Interessant ist, dass dies in der Arzt-Patienten-Beziehung auf beide Parteien zutrifft. Denn was ist der wirkliche Grund, wenn Sie sich darüber ärgern, dass Sie keinen Termin bei dem Arzt Ihrer Wahl bekommen oder in der Praxis lange warten müssen? (Auf das Thema Termine und Wartezeiten gehe ich ausführlich in einem eigenen Kapitel ein.)
Natürlich ist es ärgerlich, »unnötig« herumzusitzen und zu warten, aber überlegen Sie einmal, was tatsächlich den Ärger verursacht.
Meiner Erfahrung nach und im Gespräch mit meinen Patienten ist es das Gefühl der mangelnden Wertschätzung, das die meisten Patienten verärgert. Sie müssen ihre Beschwerden dem Terminplan des Arztes unterordnen.
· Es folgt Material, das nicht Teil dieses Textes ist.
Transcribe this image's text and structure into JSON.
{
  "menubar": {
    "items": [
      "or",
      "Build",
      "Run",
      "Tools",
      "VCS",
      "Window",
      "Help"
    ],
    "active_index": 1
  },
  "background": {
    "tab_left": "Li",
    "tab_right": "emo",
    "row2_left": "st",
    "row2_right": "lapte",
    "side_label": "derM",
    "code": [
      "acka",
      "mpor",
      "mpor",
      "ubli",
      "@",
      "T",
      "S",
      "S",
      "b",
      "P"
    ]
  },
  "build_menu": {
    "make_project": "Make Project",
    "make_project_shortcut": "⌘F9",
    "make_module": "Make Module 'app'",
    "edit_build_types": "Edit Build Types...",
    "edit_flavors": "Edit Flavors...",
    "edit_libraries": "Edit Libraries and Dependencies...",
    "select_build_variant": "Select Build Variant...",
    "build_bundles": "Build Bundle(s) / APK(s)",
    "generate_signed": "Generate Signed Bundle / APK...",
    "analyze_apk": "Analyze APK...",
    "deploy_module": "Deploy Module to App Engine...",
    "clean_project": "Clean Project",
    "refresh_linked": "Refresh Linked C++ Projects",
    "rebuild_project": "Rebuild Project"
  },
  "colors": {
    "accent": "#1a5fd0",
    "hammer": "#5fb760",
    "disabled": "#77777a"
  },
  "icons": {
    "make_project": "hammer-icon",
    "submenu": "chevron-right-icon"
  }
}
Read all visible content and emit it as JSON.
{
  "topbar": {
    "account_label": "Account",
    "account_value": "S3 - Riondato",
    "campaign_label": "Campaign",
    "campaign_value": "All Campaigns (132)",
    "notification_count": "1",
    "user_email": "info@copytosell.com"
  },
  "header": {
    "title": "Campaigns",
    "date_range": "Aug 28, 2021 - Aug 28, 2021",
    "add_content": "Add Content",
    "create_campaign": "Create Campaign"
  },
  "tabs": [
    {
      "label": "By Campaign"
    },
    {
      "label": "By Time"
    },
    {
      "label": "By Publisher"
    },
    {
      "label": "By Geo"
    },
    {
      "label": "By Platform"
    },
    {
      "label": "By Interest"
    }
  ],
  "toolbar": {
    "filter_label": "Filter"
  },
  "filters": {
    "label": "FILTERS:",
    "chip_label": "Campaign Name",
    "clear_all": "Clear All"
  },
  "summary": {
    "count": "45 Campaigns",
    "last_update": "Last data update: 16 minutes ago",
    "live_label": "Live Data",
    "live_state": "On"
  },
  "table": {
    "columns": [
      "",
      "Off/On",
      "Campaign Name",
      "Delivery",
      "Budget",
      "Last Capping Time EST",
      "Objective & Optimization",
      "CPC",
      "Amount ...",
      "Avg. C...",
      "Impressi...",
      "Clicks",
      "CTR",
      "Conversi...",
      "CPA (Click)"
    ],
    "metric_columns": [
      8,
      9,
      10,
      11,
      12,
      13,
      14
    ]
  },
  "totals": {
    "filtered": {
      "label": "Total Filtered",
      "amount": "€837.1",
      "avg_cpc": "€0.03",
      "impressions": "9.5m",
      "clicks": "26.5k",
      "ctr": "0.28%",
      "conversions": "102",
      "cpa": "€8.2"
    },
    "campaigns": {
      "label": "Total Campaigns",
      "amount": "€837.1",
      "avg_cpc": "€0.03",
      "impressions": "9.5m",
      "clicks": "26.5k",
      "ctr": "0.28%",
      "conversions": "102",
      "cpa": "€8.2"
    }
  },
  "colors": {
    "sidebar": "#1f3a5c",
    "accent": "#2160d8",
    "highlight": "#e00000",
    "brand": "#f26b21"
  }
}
Ihnen geht es schlecht, und anstatt sich gleich Ihrer anzunehmen, werden Sie mit einer nüchternen Terminplanung konfrontiert.
Verständlicherweise fühlen Sie sich unverstanden und nicht ausreichend ernst genommen. Das Kuriose ist, dass diese mangelnde Wertschätzung auch von Ihrem Arzt wahrgenommen wird. Wenn Sie zum Beispiel gut vorbereitet sein möchten und sich vorab zu einem Thema belesen haben, reagiert Ihr Arzt höchstwahrscheinlich nicht damit, dass er Ihr Engagement lobt, sondern fühlt sich in seiner Autorität und seinem Fachwissen nicht ausreichend wertgeschätzt.
Tragisch ist, dass wir einander schnell eine schlechte Absicht unterstellen, was das Misstrauen dem anderen gegenüber stärkt und unsere Wahrnehmung auf negative Dinge lenkt. Ein Arzt, der Sie warten lässt und Ihnen dann zudem einen Privatpatienten vorzieht, wird es schwer haben, die negative Einschätzung zu revidieren.
Bitte verstehen Sie mich nicht falsch. Ich kann durchaus nachvollziehen, wie dieses Gefühl entsteht, und verurteile niemanden dafür, aber es ist wichtig, die Mechanismen zu erfassen, um sich bewusst zu machen, wie dieser Eindruck erwächst.
Wir Ärzte erleben diese Empfindung der mangelnden Wertschätzung nicht nur im Umgang mit Ihnen, den Patienten, sondern ebenso von Seiten der Kostenträger (Krankenkassen) und Politik. Denn eine Pauschale, unabhängig von Aufwand und Frequenz der Arbeit, vermittelt eine Abwertung der Tätigkeit selbst. Zwanzig Prozent dessen, was ich an Behandlungen leistete, verrichtete ich gratis, und den meisten Kollegen geht es nicht anders.
Wie ich bereits ausführte, nicht jeder einzelne Euro ist relevant, sondern das Signal, das bei uns Ärzten wie bei Ihnen bezüglich der Wartezeit ankommt:
Deine Arbeit (Zeit) ist nichts wert.
Termine
Die Frage nach der Versicherungsart bei der Terminvereinbarung vermittelt den meisten Kassenpatienten das Gefühl, Patient zweiter Klasse zu sein. Es erhitzt die Gemüter und rief zuletzt mit dem »Terminservicegesetz« die Politik auf den Plan. Auf der einen Seite die Ärzteschaft, die sich durch weitere Reglementierungen eingeschränkt fühlt, auf der anderen Seite die Politik, die ihre Wähler beruhigen will, und dazwischen Sie, die Patienten. Welchen Eindruck erhielten Sie durch diese Maßnahmen? Fühlen Sie sich dadurch mehr oder weniger als Patienten zweiter Klasse? Es ist ein bisschen so, wie der jüngere Bruder oder Schwester zu sein und erst mit dem älteren Geschwister und seinen Freunden spielen zu dürfen, nachdem Mutter oder Vater dies angeordnet hat. Es bleibt der schale Beigeschmack, dass man nur durch Druck, fast schon Drohung, mitspielen darf oder in unserem Fall einen Termin bekommt.